Subcommittee swiftly passes $575M health IT bill to the House
  
Subcommittee pushes health IT bill closer towards vote. Source: Advanced Biological Laboratories 
The House Energy and Commerce Health Subcommittee Wednesday approved the $575 million health IT bill to speed the adoption of EHRs. The approval came one day after House Energy and Commerce Chairman John Dingell, D-Mich., and ranking member Joe Barton, R-Texas, introduced the legislation to the subcommittee.

The legislation, H.R. 6357, has been referred to the Science & Technology and Ways & Means Committees.

Health Subcommittee Chairman Frank Pallone, D-N.J., said he hoped the entire committee would consider the bill before August recess, according to CongressDaily.

The bill would affect the HIPAA privacy and security rules, calling for security safeguards under the security rule and penalties for violations apply to business associates in the same manner as applied to covered entities. It would also require individuals affected by breaches of unencrypted protected health information to be notified “without unreasonable delay and no later than 60 calendar days after discovery.”

The bill would require the Secretary of Health and Human Services, in consultation with stakeholders, to annually issue guidance on the latest technologies for protecting information, according to CongressDaily.

According to the Government HealthIT, Rep. Nathan Deal, R-Ga., the subcommittee’s ranking member, said he supports the bill but has concerns about the provisions regarding consent and marketing.

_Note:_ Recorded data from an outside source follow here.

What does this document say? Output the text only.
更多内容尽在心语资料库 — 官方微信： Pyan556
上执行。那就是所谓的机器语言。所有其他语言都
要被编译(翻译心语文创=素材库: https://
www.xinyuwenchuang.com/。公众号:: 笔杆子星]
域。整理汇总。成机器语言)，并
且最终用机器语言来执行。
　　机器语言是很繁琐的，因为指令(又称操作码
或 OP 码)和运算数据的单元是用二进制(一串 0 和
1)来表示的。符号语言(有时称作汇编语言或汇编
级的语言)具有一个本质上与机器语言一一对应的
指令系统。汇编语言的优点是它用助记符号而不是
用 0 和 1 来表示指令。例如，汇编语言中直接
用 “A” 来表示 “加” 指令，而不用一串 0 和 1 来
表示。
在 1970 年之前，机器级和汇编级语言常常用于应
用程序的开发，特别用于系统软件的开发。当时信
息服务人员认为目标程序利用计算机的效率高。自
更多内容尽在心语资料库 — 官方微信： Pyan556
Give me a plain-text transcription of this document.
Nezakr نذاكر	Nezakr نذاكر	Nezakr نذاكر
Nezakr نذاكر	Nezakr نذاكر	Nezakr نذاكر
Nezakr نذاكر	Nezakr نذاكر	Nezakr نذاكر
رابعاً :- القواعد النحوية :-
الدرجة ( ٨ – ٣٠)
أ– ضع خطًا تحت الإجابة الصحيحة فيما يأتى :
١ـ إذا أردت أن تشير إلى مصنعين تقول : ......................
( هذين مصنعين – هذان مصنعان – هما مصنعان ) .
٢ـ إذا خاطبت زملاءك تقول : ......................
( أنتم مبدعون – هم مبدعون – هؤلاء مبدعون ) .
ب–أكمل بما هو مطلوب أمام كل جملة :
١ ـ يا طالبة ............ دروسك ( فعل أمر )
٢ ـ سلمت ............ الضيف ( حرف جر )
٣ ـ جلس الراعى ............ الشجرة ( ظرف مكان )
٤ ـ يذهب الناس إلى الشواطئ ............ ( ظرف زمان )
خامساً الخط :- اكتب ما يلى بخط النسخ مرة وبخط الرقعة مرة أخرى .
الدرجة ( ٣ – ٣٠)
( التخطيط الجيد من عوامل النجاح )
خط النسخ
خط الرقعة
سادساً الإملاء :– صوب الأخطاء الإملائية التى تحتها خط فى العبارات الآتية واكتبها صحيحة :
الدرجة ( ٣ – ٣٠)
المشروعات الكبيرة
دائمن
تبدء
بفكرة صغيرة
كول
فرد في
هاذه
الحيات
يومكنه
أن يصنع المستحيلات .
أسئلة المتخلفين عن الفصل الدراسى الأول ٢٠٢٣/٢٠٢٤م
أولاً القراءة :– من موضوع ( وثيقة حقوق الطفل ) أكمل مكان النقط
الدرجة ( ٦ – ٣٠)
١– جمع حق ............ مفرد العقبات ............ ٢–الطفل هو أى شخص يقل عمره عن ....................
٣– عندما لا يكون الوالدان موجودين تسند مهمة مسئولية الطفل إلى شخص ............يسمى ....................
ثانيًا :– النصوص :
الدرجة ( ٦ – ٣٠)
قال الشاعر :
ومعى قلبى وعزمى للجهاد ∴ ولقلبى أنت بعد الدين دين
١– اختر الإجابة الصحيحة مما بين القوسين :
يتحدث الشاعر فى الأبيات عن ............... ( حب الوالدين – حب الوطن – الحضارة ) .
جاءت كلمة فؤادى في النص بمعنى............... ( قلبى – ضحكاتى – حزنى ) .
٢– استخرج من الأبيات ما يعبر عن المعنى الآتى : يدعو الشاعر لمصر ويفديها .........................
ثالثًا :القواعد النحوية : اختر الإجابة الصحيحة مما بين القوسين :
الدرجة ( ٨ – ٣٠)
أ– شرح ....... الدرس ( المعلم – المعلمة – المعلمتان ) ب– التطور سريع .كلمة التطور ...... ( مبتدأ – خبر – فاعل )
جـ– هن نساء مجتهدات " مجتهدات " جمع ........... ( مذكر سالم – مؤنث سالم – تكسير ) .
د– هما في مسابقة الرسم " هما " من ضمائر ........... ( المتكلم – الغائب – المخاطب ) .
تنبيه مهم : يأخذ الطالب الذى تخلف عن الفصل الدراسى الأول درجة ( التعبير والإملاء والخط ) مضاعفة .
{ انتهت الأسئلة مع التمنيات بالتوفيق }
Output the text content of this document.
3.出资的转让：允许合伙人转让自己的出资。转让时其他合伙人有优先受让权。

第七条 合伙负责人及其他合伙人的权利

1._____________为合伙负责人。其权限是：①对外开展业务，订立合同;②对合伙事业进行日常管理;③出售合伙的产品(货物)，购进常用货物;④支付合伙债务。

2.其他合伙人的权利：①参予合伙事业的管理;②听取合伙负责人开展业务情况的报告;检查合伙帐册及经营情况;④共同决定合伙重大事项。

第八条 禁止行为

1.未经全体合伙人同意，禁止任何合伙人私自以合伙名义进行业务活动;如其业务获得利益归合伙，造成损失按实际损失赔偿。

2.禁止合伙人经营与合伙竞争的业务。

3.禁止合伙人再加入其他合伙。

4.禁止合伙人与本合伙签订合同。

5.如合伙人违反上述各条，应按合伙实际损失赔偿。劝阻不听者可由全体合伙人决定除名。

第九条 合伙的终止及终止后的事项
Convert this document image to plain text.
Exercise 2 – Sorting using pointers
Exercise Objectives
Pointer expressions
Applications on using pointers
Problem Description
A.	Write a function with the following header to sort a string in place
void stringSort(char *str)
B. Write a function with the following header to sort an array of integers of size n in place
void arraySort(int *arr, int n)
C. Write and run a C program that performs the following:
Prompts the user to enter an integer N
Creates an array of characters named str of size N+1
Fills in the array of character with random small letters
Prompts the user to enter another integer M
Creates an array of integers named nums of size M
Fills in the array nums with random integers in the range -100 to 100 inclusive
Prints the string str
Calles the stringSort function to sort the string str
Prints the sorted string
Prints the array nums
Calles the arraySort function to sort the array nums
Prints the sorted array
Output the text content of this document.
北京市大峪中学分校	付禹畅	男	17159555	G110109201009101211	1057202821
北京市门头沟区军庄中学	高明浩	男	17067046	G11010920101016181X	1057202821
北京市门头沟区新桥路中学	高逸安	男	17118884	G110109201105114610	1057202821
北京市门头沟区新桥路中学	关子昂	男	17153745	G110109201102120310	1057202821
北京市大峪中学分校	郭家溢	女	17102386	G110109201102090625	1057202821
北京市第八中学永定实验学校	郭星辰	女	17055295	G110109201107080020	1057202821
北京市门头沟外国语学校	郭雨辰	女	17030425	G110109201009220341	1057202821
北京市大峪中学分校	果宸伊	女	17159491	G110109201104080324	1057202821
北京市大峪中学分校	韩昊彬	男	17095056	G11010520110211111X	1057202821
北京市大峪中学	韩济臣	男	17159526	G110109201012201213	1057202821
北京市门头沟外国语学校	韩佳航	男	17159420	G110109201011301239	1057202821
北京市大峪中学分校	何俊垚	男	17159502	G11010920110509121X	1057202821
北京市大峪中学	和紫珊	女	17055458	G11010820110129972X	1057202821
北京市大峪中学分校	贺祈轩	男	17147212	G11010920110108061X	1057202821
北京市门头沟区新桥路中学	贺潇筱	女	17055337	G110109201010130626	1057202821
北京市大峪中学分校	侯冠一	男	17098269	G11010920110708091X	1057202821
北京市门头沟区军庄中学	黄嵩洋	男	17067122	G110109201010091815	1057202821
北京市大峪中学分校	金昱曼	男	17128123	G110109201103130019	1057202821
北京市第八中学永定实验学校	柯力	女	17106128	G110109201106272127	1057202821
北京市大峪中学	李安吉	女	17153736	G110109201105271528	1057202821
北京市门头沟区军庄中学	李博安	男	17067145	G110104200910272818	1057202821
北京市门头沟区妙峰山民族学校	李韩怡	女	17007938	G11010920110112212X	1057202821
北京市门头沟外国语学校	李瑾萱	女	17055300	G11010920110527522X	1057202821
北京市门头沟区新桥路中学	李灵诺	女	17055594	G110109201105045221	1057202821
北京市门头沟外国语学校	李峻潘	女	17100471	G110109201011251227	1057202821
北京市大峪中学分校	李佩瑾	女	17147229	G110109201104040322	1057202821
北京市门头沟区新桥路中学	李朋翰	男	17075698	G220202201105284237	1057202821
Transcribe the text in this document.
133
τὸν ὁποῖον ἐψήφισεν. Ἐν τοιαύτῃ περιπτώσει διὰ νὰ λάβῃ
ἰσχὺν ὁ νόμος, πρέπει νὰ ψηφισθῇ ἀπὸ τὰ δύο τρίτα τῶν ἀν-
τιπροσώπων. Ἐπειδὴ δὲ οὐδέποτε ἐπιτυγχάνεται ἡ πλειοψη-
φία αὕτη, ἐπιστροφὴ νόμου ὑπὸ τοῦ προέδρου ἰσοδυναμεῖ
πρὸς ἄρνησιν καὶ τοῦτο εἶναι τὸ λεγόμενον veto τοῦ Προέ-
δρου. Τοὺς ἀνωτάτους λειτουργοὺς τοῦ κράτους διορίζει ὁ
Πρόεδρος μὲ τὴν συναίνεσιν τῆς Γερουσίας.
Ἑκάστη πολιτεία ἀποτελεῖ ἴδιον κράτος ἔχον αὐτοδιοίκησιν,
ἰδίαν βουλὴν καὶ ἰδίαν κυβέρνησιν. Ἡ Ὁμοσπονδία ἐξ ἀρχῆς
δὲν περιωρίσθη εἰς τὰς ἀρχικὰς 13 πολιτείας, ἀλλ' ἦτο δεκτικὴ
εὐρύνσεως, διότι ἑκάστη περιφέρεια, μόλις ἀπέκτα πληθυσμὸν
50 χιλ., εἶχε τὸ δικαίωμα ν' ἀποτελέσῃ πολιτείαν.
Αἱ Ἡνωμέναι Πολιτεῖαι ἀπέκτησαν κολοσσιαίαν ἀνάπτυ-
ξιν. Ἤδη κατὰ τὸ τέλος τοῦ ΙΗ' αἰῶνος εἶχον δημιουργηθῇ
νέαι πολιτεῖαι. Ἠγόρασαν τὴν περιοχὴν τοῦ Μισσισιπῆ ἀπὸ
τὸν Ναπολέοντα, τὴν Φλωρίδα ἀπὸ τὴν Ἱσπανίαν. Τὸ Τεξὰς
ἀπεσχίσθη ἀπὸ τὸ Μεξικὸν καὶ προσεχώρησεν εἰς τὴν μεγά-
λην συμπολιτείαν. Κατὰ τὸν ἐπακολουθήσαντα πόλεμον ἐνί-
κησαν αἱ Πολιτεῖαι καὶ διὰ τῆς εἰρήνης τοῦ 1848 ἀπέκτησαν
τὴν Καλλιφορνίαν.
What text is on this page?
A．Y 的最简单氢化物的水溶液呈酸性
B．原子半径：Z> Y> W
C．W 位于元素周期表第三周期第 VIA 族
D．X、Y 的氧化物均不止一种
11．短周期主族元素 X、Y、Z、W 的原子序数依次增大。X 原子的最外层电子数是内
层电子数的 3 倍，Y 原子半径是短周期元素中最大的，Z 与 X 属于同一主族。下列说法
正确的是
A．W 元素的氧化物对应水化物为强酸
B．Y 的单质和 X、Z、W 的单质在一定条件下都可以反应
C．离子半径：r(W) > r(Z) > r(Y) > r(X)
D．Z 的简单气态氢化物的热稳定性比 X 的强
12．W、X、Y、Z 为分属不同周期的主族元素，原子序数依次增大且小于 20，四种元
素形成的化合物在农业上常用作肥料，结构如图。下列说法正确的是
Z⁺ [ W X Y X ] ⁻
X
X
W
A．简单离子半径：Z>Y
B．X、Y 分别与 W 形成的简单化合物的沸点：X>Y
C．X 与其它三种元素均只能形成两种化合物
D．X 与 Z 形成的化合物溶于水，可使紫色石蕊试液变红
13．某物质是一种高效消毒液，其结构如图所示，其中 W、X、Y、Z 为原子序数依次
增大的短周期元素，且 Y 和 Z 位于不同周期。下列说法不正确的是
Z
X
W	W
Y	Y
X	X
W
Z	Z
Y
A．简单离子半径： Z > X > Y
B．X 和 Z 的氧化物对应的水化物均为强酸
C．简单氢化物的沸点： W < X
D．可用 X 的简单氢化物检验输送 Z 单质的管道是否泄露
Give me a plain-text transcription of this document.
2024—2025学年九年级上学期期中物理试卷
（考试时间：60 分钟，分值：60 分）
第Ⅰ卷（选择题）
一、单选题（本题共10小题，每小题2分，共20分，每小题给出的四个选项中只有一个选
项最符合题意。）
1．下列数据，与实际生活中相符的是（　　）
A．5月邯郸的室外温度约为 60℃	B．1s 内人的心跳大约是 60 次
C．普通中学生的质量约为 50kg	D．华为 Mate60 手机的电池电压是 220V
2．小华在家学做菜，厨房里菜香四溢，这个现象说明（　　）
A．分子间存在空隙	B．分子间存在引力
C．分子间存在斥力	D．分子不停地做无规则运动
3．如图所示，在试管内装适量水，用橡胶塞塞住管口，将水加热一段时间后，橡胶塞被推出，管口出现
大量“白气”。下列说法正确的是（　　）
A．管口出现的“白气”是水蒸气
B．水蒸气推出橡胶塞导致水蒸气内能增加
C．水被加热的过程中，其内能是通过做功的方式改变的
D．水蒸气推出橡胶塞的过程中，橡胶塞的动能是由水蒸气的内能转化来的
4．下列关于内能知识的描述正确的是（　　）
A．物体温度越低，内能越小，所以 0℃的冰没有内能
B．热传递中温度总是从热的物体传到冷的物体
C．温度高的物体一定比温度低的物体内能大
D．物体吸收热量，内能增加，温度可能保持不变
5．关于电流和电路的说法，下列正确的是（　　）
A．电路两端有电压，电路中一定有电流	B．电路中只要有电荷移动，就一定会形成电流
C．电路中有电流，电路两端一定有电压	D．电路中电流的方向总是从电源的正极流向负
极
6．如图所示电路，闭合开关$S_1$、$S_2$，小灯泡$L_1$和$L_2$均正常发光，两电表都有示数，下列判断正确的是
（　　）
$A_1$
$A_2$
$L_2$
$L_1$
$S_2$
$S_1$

The consent provision states that doctors, hospitals and other healthcare providers who adopt EHRs “may not use or disclose such protected health information for purposes of healthcare operations unless the [provider] obtains the consent of the individual to disclose such information for such purposes, and any such consent shall be revocable by the individual at any time,” Deal told Government HealthIT.

Other provisions of the legislation include:
  • Requiring regional health information organizations (RHIO), health information exchanges (HIE) and e-prescribing gateways;

  • Authorizing grant programs to offer matching funds to providers to purchase IT, help states offer low-interest loans to providers for IT purchases, and support local or RHIOs to develop HIE initiatives. The bill would authorize total annual funding of $115 million for the three grant programs through fiscal 2013;

  • Creating a demonstration program, with $10 million in funding, to integrate health IT into clinical education;

  • Codifying the Office of the National Coordinator for Health Information Technology (ONCHIT), making the position permanent and authorizing $66 million in appropriations for the office in fiscal 2009; and

  • Establishing two federal advisory committees to prioritize and develop technical data standards.
“Health IT almost made it through the last Congress, but it got down to the last day and the last hour of lame-duck session, and [we] just couldn't quite get there," Barton told CongressDaily, adding he hoped for final passage this fall.